The 26 photos were published on Yahoo! Philippines, where they generated a lot of comments that ranged from outrage to, well, outrage.

Some of the comments include the following:

"Good lord... This is terrible retouching. What did they do, take the clarity level down -100 in camera raw import?!"

"These photos are useless for me..How can I appreciate or judge them according to their true beauty when they did too much photoshop?I want real pictures!"

"This may be the worst post-processing job I've ever seen."

"Come on now, we Filipinos are better than that, These women are representing our country, how can you possibly say that it is worth to show off. They all looked cheap except for that one contestant, Nelda...she stands out among the rest of the photos.

The beauty of these women needs to be justified."

"Oh, my goodness, the Photoshop guy who retouched these photos should be fired.

These are terrible pictures. All these girls look like they’ve been sandblasted smooth. They have almost no faces left.
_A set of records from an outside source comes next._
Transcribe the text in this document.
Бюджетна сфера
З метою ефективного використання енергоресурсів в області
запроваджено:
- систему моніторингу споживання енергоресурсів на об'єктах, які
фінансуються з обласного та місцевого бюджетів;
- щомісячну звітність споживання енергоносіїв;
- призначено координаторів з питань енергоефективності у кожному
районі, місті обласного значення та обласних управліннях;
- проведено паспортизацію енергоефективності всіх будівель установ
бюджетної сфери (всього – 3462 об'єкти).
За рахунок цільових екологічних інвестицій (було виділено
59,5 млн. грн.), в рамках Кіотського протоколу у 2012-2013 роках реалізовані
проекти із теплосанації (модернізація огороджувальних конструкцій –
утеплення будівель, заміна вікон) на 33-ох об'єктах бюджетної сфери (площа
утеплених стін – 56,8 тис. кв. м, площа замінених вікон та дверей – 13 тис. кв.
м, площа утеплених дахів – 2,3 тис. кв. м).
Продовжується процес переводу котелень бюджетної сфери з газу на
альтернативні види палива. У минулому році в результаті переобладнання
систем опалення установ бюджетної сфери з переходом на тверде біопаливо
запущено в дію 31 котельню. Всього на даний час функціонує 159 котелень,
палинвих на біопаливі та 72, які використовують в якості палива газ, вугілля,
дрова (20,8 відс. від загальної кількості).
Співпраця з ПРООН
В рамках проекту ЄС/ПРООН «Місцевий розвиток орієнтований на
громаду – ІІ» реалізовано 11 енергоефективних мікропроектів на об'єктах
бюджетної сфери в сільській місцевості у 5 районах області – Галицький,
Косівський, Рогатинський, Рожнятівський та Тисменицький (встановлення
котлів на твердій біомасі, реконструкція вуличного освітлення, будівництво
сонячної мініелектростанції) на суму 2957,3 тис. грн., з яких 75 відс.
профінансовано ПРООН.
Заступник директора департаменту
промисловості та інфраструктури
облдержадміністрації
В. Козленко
And then, after blurring out all their facial features, the Photoshop guy forgot to whiten their teeth!

This is incompetence."

However Peta Pixel pointed out that this kind of retouching is common in Asian countries and referenced Priscilla Yuki Wilson’s project, in which she sent her portrait to Photoshop retouchers in 18 countries. Many of the Photoshopped pics came back softened and her skin was made lighter.

"After all, different cultures value different things when it comes to beauty (pale skin is one thing many Asian countries value)," wrote Peta Pixel, "so could this simply be a difference in cultural preferences?"

Do you think these photos are too Photoshopped or do you think it's just normal for glamour shots to turn out this way?